Kolejny jednorazowy wpływ to sprzedaż darmowych pozwoleń na emisję CO2. Tutaj rząd planuje uzyskać 7,5 mld złotych.
Kolejna jednorazowa transakcja to sprzedaż praw do częstotliwości 5G. Jak się szacuje można z tego tytułu otrzymać około 4,5 - 5 mld złotych.
Dalej, to jednorazowe dochody z OFE według suwaka (one w 2020 roku się skończą) i to może przynieść jakieś 3,3 - 3,5 mld złotych.
No i wreszcie zagadka nad zagadkami, czyli planowana wpłata z zysku NBP w kwocie 7,2 mld złotych. Ale uwaga: chyba nigdy w historii wolnej Polski nie założono tak wysokiego zysku NBP. Rzecz w tym, że nie da się przecież w ostateczności przewidzieć, jak się ułożą kursy walut oraz różnice kursowe. To czysta loteria. Ale nie to jest najważniejsze. Jedyne co przychodzi do głowy, skąd wziąć tak duży zysk z NBP, to wycena zgromadzonego w Banku centralnym złota. To zaś mogłoby wyjaśniać ostatnie operacje NBP związane z zakupem tego kruszcu, które budziły tyle emocji. Jednak, aby taki zysk uzyskać należałoby po prostu dokonać określonych operacji handlowych na tym szlachetnym metalu. Jeśli okazałoby się to prawdą, byłby to nie tylko skandal, ale przede wszystkim jawne przestępstwo, gdyż zarówno Konstytucja jak i ustawa o Narodowym Banku Polskim zakazują finansowania budżetu państwa wprost z NBP.

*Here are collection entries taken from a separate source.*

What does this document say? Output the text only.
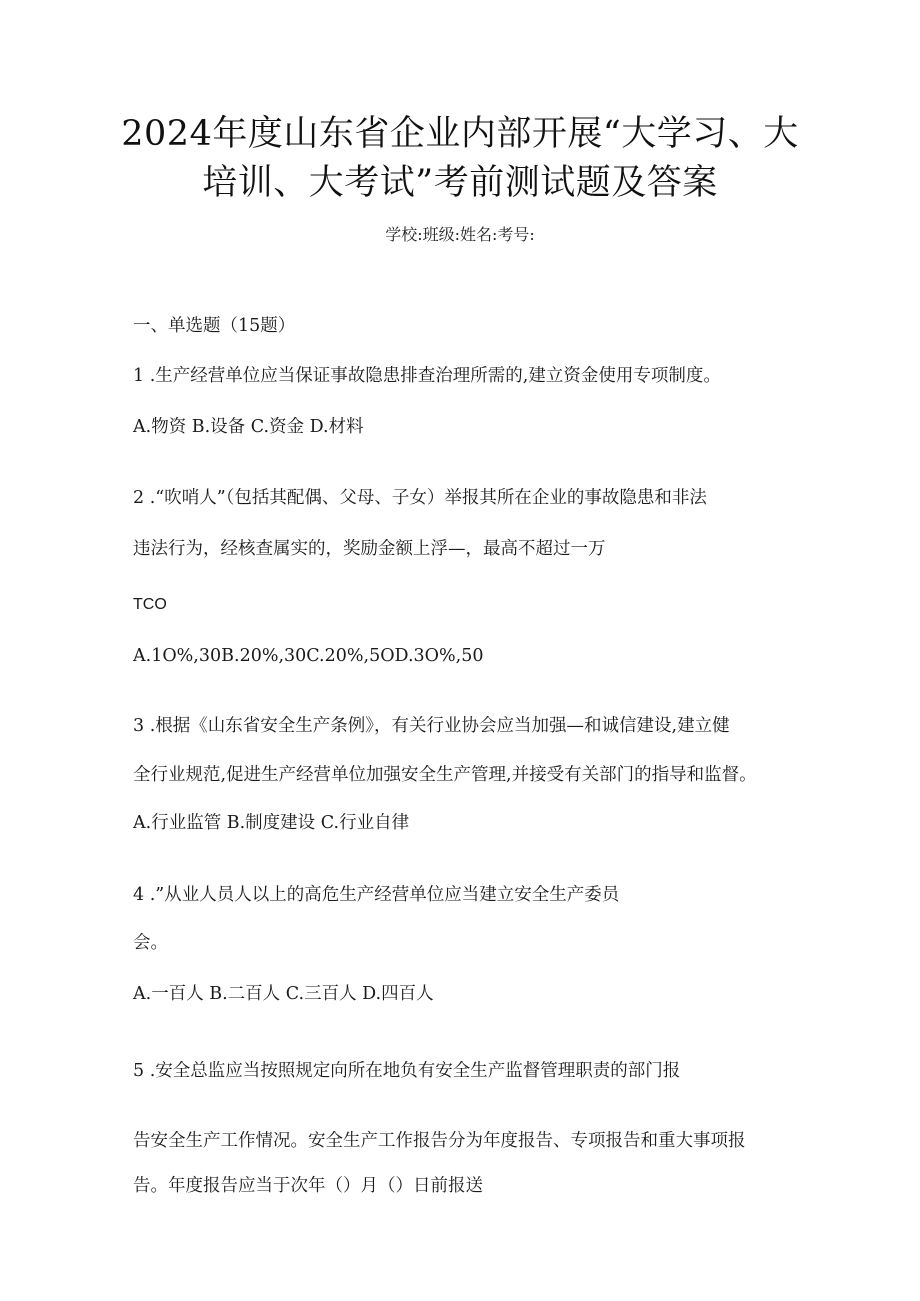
2024年度山东省企业内部开展“大学习、大
培训、大考试”考前测试题及答案
学校:班级:姓名:考号:
一、单选题（15题）
1 .生产经营单位应当保证事故隐患排查治理所需的,建立资金使用专项制度。
A.物资 B.设备 C.资金 D.材料
2 .“吹哨人”（包括其配偶、父母、子女）举报其所在企业的事故隐患和非法
违法行为，经核查属实的，奖励金额上浮—，最高不超过一万
TCO
A.1O%,30B.20%,30C.20%,5OD.3O%,50
3 .根据《山东省安全生产条例》，有关行业协会应当加强—和诚信建设,建立健
全行业规范,促进生产经营单位加强安全生产管理,并接受有关部门的指导和监督。
A.行业监管 B.制度建设 C.行业自律
4 .”从业人员人以上的高危生产经营单位应当建立安全生产委员
会。
A.一百人 B.二百人 C.三百人 D.四百人
5 .安全总监应当按照规定向所在地负有安全生产监督管理职责的部门报
告安全生产工作情况。安全生产工作报告分为年度报告、专项报告和重大事项报
告。年度报告应当于次年（）月（）日前报送
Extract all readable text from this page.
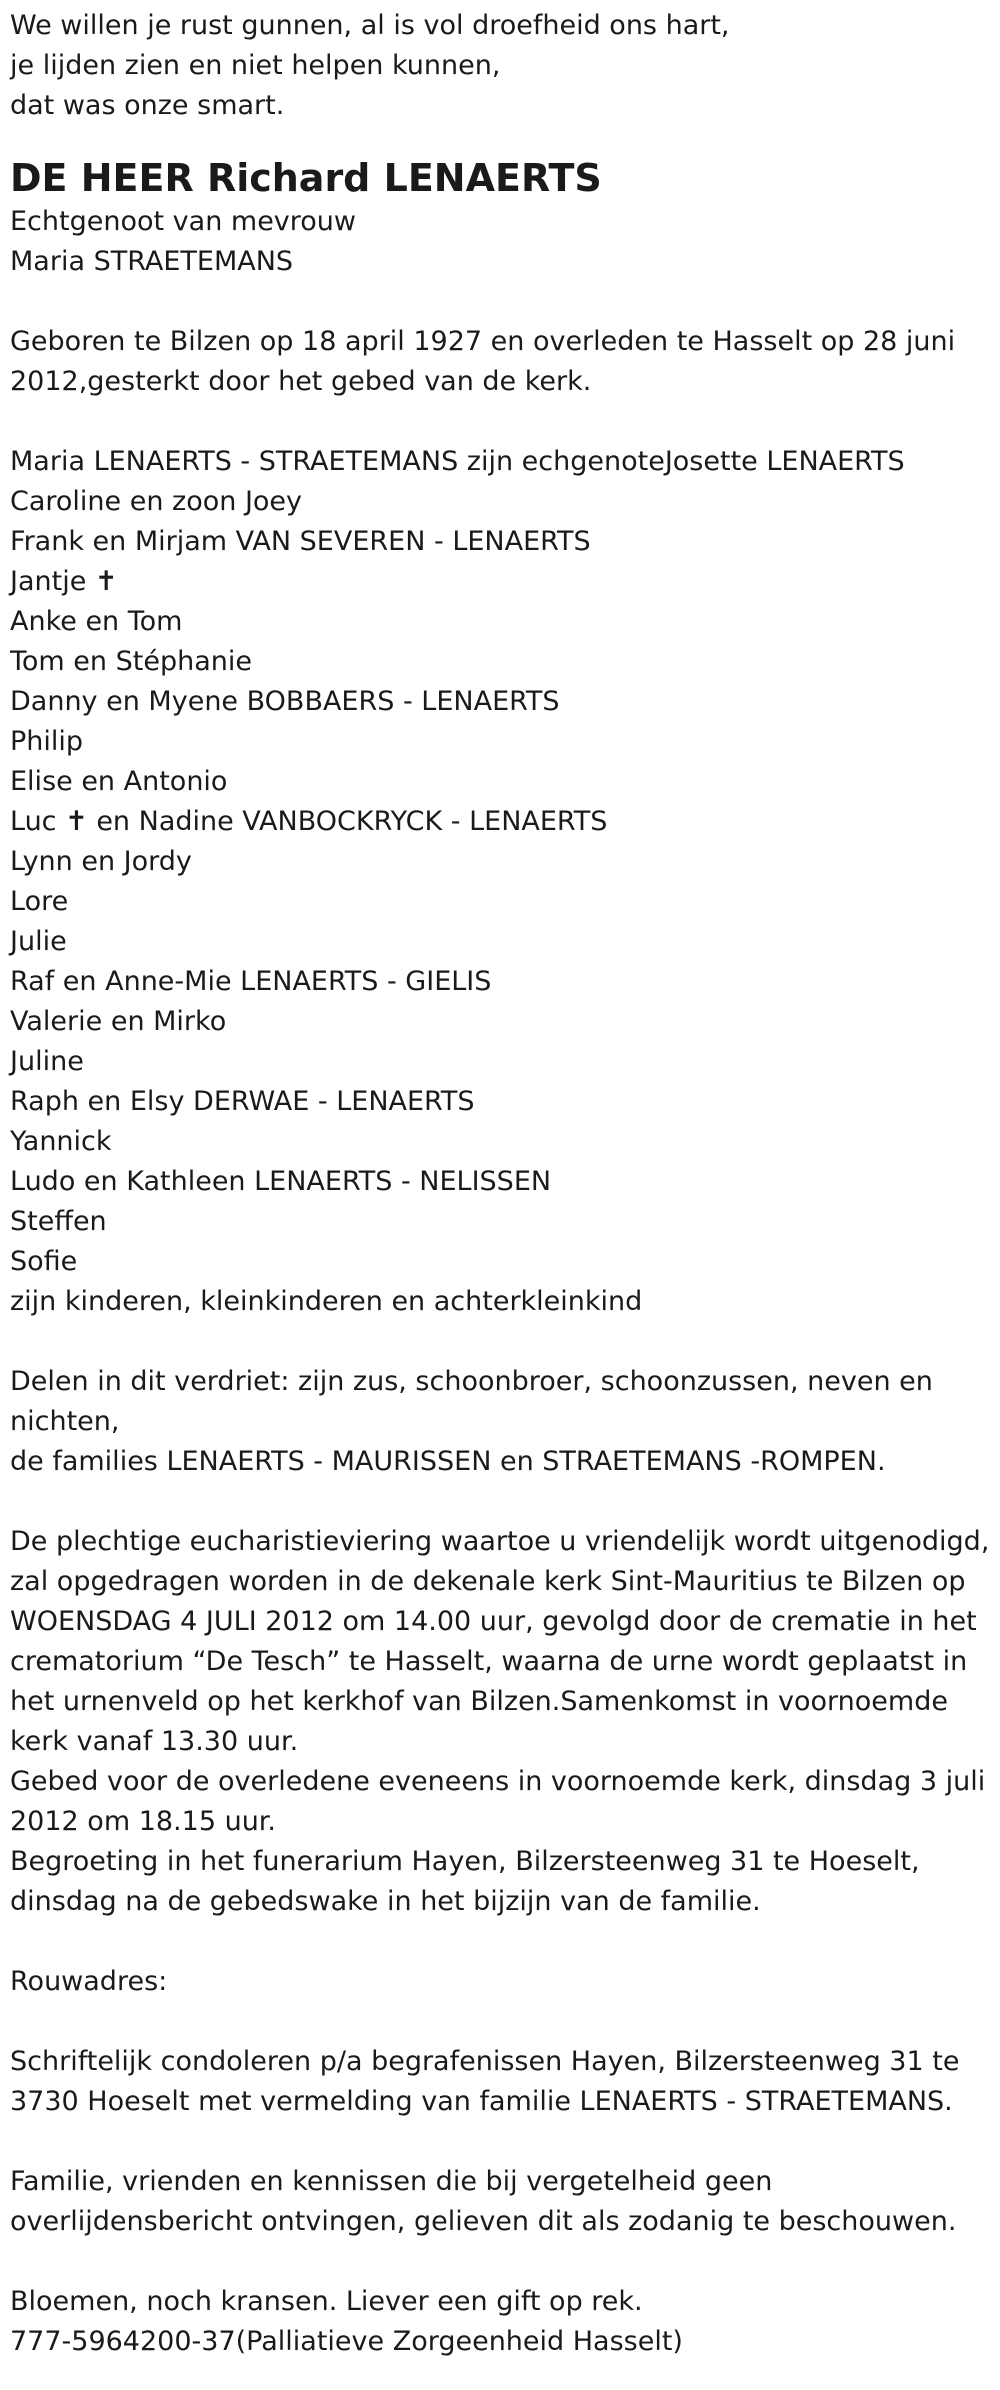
We willen je rust gunnen, al is vol droefheid ons hart,
je lijden zien en niet helpen kunnen,
dat was onze smart.
DE HEER Richard LENAERTS
Echtgenoot van mevrouw
Maria STRAETEMANS
Geboren te Bilzen op 18 april 1927 en overleden te Hasselt op 28 juni 2012,gesterkt door het gebed van de kerk.
Maria LENAERTS - STRAETEMANS zijn echgenoteJosette LENAERTS
Caroline en zoon Joey
Frank en Mirjam VAN SEVEREN - LENAERTS
Jantje ✝
Anke en Tom
Tom en Stéphanie
Danny en Myene BOBBAERS - LENAERTS
Philip
Elise en Antonio
Luc ✝ en Nadine VANBOCKRYCK - LENAERTS
Lynn en Jordy
Lore
Julie
Raf en Anne-Mie LENAERTS - GIELIS
Valerie en Mirko
Juline
Raph en Elsy DERWAE - LENAERTS
Yannick
Ludo en Kathleen LENAERTS - NELISSEN
Steffen
Sofie
zijn kinderen, kleinkinderen en achterkleinkind
Delen in dit verdriet: zijn zus, schoonbroer, schoonzussen, neven en
nichten,
de families LENAERTS - MAURISSEN en STRAETEMANS -ROMPEN.
De plechtige eucharistieviering waartoe u vriendelijk wordt uitgenodigd,
zal opgedragen worden in de dekenale kerk Sint-Mauritius te Bilzen op
WOENSDAG 4 JULI 2012 om 14.00 uur, gevolgd door de crematie in het
crematorium “De Tesch” te Hasselt, waarna de urne wordt geplaatst in
het urnenveld op het kerkhof van Bilzen.Samenkomst in voornoemde
kerk vanaf 13.30 uur.
Gebed voor de overledene eveneens in voornoemde kerk, dinsdag 3 juli
2012 om 18.15 uur.
Begroeting in het funerarium Hayen, Bilzersteenweg 31 te Hoeselt,
dinsdag na de gebedswake in het bijzijn van de familie.
Rouwadres:
Schriftelijk condoleren p/a begrafenissen Hayen, Bilzersteenweg 31 te
3730 Hoeselt met vermelding van familie LENAERTS - STRAETEMANS.
Familie, vrienden en kennissen die bij vergetelheid geen
overlijdensbericht ontvingen, gelieven dit als zodanig te beschouwen.
Bloemen, noch kransen. Liever een gift op rek.
777-5964200-37(Palliatieve Zorgeenheid Hasselt)
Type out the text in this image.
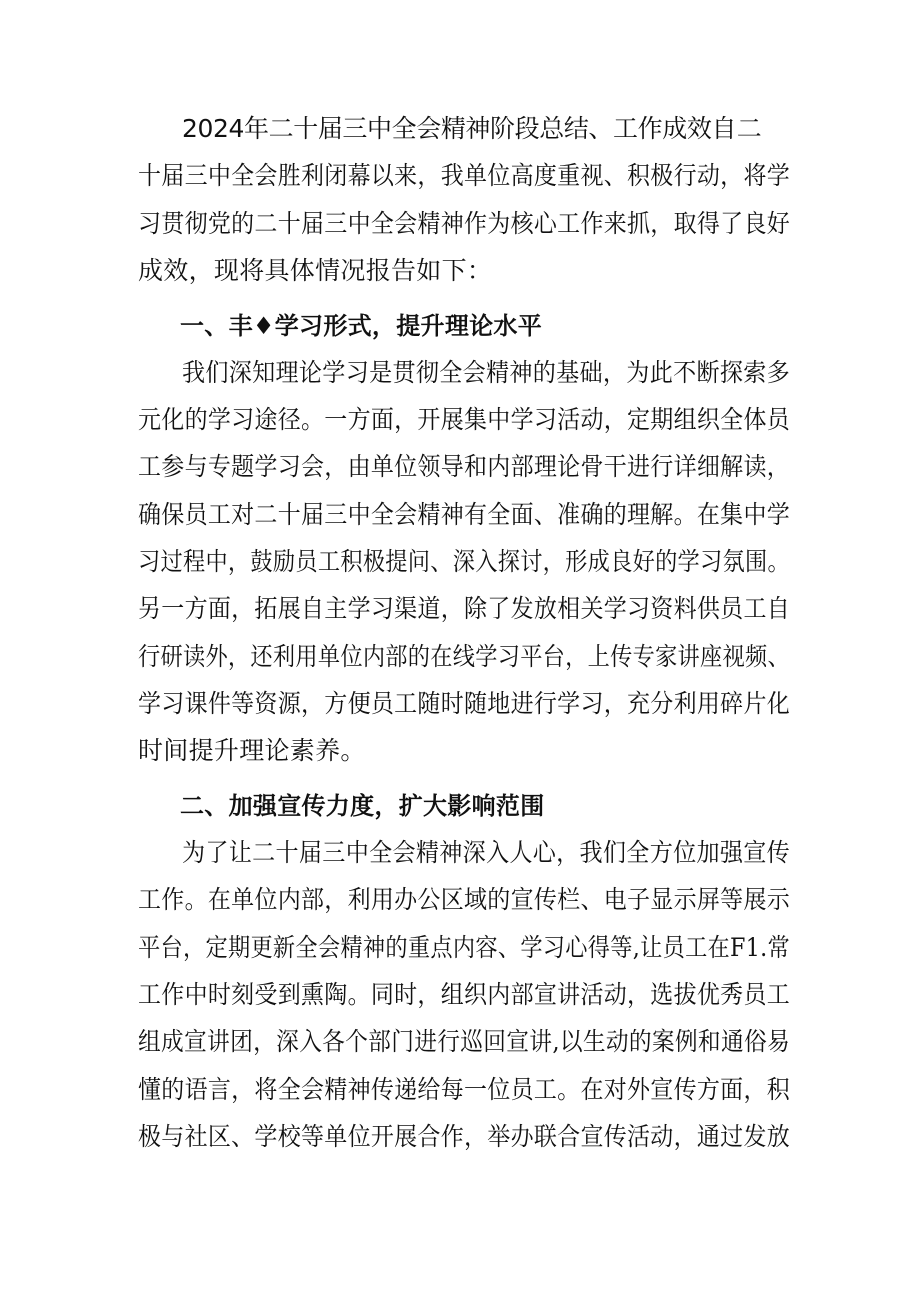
2024年二十届三中全会精神阶段总结、工作成效自二
十届三中全会胜利闭幕以来，我单位高度重视、积极行动，将学
习贯彻党的二十届三中全会精神作为核心工作来抓，取得了良好
成效，现将具体情况报告如下：
一、丰♦学习形式，提升理论水平
我们深知理论学习是贯彻全会精神的基础，为此不断探索多
元化的学习途径。一方面，开展集中学习活动，定期组织全体员
工参与专题学习会，由单位领导和内部理论骨干进行详细解读，
确保员工对二十届三中全会精神有全面、准确的理解。在集中学
习过程中，鼓励员工积极提问、深入探讨，形成良好的学习氛围。
另一方面，拓展自主学习渠道，除了发放相关学习资料供员工自
行研读外，还利用单位内部的在线学习平台，上传专家讲座视频、
学习课件等资源，方便员工随时随地进行学习，充分利用碎片化
时间提升理论素养。
二、加强宣传力度，扩大影响范围
为了让二十届三中全会精神深入人心，我们全方位加强宣传
工作。在单位内部，利用办公区域的宣传栏、电子显示屏等展示
平台，定期更新全会精神的重点内容、学习心得等,让员工在F1.常
工作中时刻受到熏陶。同时，组织内部宣讲活动，选拔优秀员工
组成宣讲团，深入各个部门进行巡回宣讲,以生动的案例和通俗易
懂的语言，将全会精神传递给每一位员工。在对外宣传方面，积
极与社区、学校等单位开展合作，举办联合宣传活动，通过发放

Zatem łącznie owych jednorazowych wpływów szacuje się na około 40 mld złotych. Dodając do tego środki wypchnięte z budżetu do różnych funduszy i do samorządów, otrzymujemy kwotę blisko 75 mld. A przecież nie zapominajmy o 14 mld złotych łącznych długów szpitali, które w ostatnich czterech latach wzrosły lawinowo. Wszystko to razem zbliża nas do astronomicznej kwoty 90-100 mld złotych deficytu. I to w czasach kończącej się koniunktury, o której napiszę w dalszej części felietonu. Zatem przekraczamy już 4% PKB! Czy trzeba się bać? W odróżnieniu do całej rzeszy ekonomistów wierzących w politykę Prawa i Sprawiedliwości, ja mówię: tak, trzeba się bać.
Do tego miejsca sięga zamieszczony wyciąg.